Your choice between these two will decide how much you get paid each month and the portion of that money that your spouse is entitled to if you pass away. Let’s take a look at both options in a little bit more detail
By selecting the 50% option, you will receive slightly higher monthly checks and when you pass away, your spouse would be eligible to receive half of your benefit. This option is great for couples who have multiple streams of retirement income. Take the hypothetical couple, Sam and Sandy as an example.
Sam selects the 50% joint and survivor option and his monthly checks are $600. After 8 years, Sam passes away from health problems and under this plan, his wife, Sandy, will still receive $300 every month for the rest of her life, providing essential retirement income.

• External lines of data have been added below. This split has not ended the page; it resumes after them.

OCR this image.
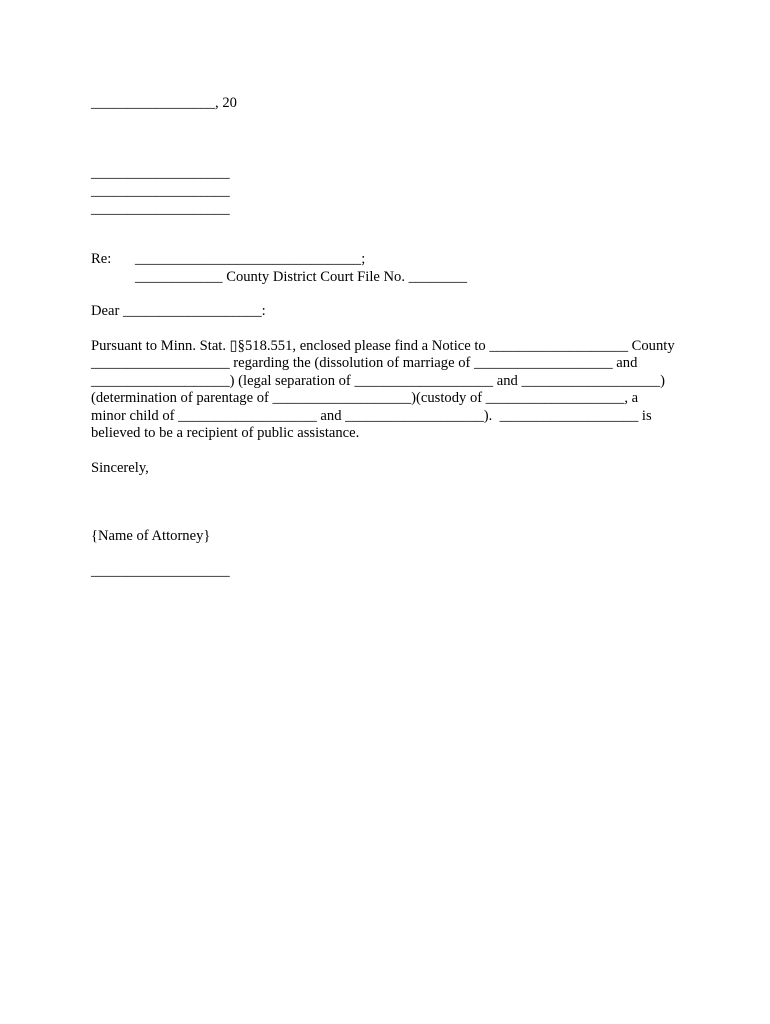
_________________, 20
___________________
___________________
___________________
Re: _______________________________;
____________ County District Court File No. ________
Dear ___________________:
Pursuant to Minn. Stat. ▯§518.551, enclosed please find a Notice to ___________________ County
___________________ regarding the (dissolution of marriage of ___________________ and
___________________) (legal separation of ___________________ and ___________________)
(determination of parentage of ___________________)(custody of ___________________, a
minor child of ___________________ and ___________________).  ___________________ is
believed to be a recipient of public assistance.
Sincerely,
{Name of Attorney}
___________________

Now, we will take a look at the 100% option. This plan will lower your monthly payments but it will allow your spouse to receive your full monthly benefit after you pass away. In the case of Sam and Sandy, this option would lower Sam’s monthly payments to $400 per month. But after passing away, Sandy would still get that same $400 per month.
There is no perfect choice, rather the choice that makes the most sense for you as a couple. Retirement decisions are so important to make together and it is a good idea to think through your health, life expectancy, income sources, as well as your goals for retirement before making a choice.
4. Period Certain options
The last annuity structure we are going to look at today is period certain options. This is another great way to take care of your loved ones. With this option, you will have a built-in guaranteed payout for a set number of years ranging anywhere from 10 to 20 years.
Like all of the other annuities we talked about today, period certain options provide monthly payments for life and guarantee that same payment for your spouse or dependents for a set number of years. We will bring back Sam and Sandy to help illustrate this point.
Sam is in average health but still expects to live a long time in retirement, leading him to select a period certain plan for 15 years. This option allows Sam to receive his full monthly payment as long as he is alive. If Sam were to pass away 12 years into the plan, Sandy would be eligible to receive Sam’s full benefit for the remaining 3 years of the plan.
Like a single-life annuity, when the period is over, benefits end. If Sam outlived his plan by passing away in 17 years, the benefits would stop and Sandy wouldn’t be able to receive them.
Pension in practice
Deciding how to take your pension benefits is a deeply involved process that moves beyond just retirement planning. It includes estate and legacy planning and doing your due diligence to support the loved ones that you leave behind. When selecting the best option for you and your family, think through the following:
Desired retirement lifestyle and the funds needed to support that
Create and stick to a retirement budget
Understand avenues for retirement income including changing cashflow
Make a tax planning strategy
Organize your estate planning strategy
Offer support to loved ones and dependents.